A telling moment occurs toward the end of Gartner’s presentation when she allows herself to emote, to urge that this is a “very personal moral/religious decision” for a woman, often made “for very tragic reasons” over how she “wants her fetus to undergo demise.” She notes that, “Congress has legislated that for a woman.” The chief justice responds with the question: “If a woman can take into account the impact on the fetus” and its suffering, “why is that beyond the scope of things the Congress can take into account?”

It’s a good question. But the best evidence I can offer for why neither the courts nor the Congress should be able to trump the mother’s and doctor’s preferences about the safest way to terminate her pregnancy is just this: After 120 minutes of exquisitely detailed medical inquiry, the justices have proven beyond a reasonable doubt that they just are not doctors. They have tried valiantly to understand the medical testimony and to analyze the protocols. They struggle to weigh the risks of lethally injecting a fetus in the uterus. But that’s just not why they went to law school.

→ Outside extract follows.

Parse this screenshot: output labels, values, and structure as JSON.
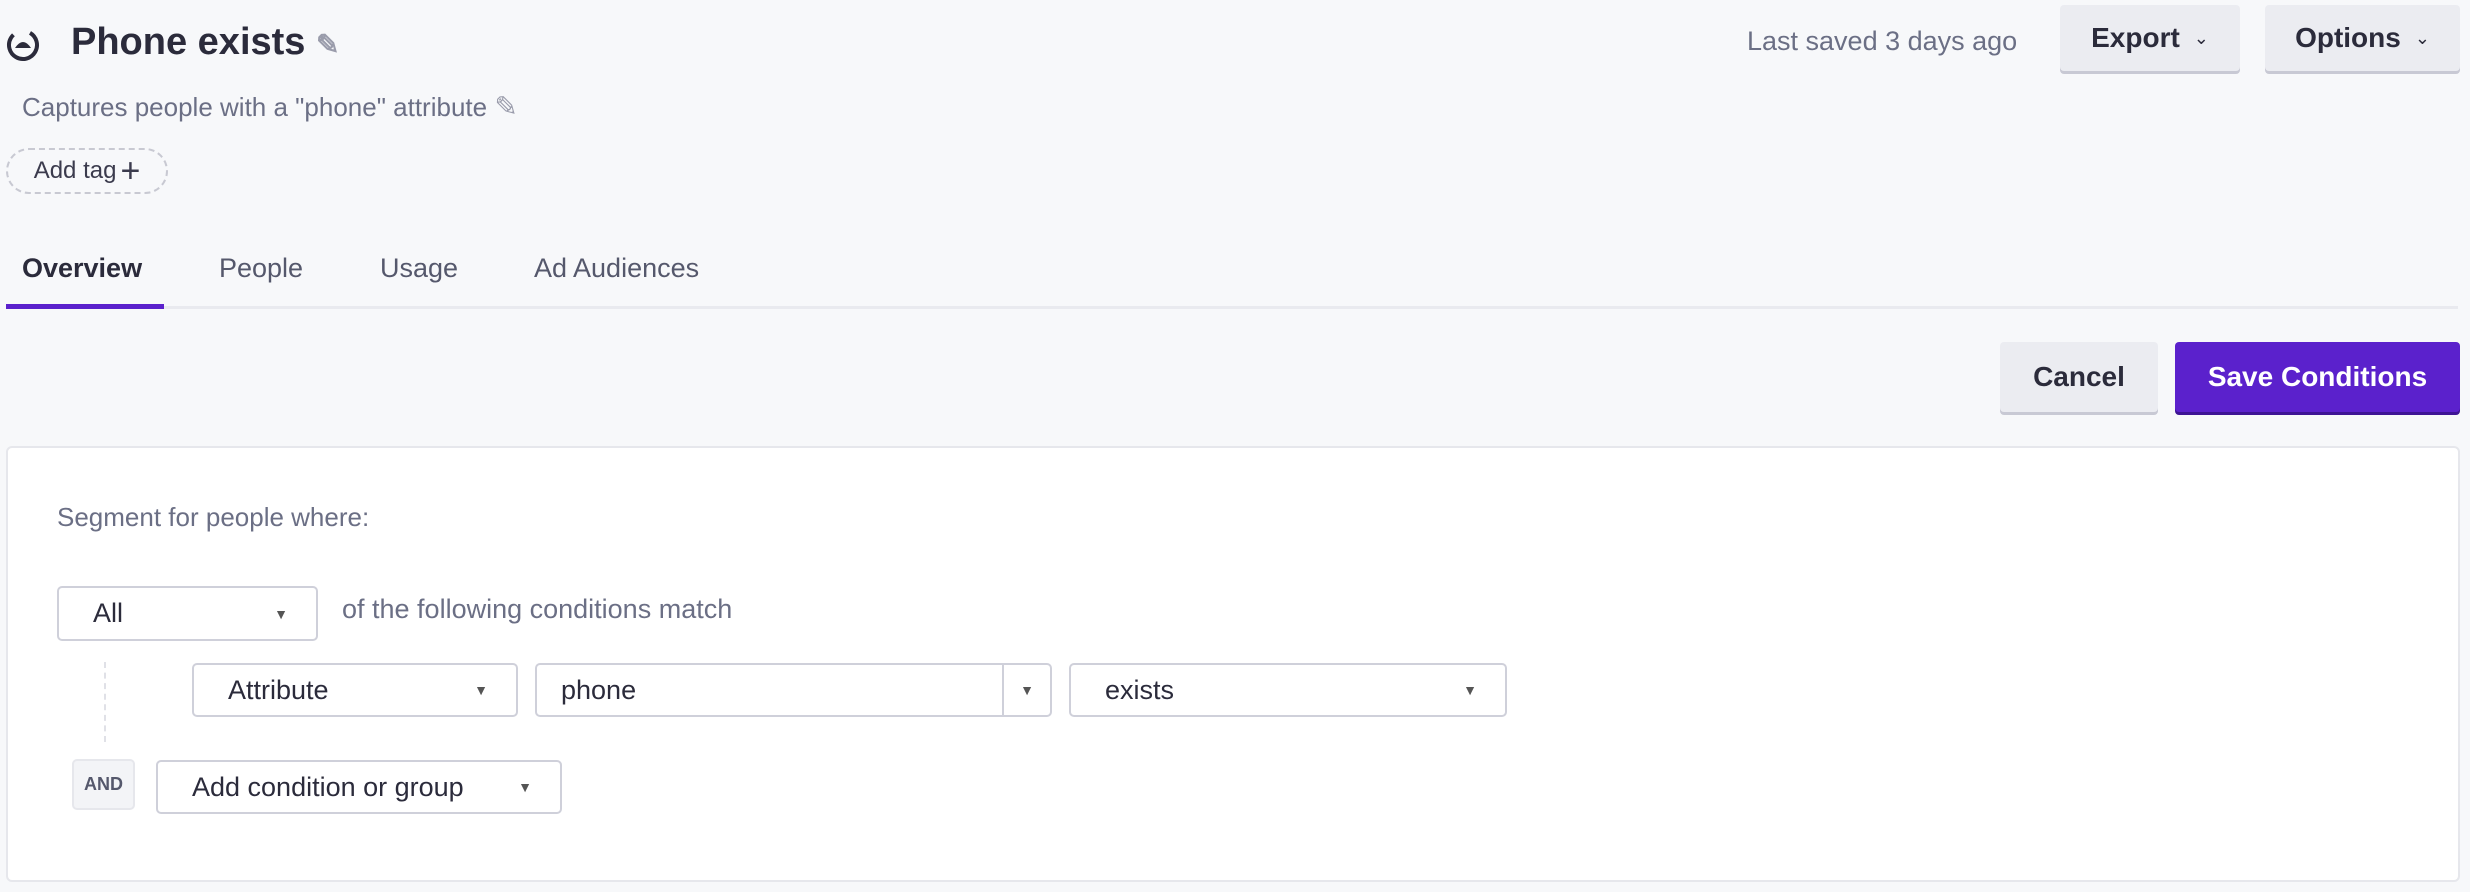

By the same token, six congressional hearings and dozens of witnesses have proven beyond a reasonable doubt that the United States Congress is not a body of doctors, either. Indeed, their ability to simply ignore inconvenient medical facts suggests that if they were doctors, they’d be rather rotten ones. If the justices are looking for the cleanest, easiest way out of this whole partial-birth abortion business, I would suggest that if institutional humility means anything at all, it means that when you can’t understand the medicine, you stay out of the operating room. When you find yourself lacking the skills and experience to define the fine line between the intent and outcomes of similar medical procedures, or to weigh the hazards arising from each, perhaps the most prudent thing to do is to leave it to those who do.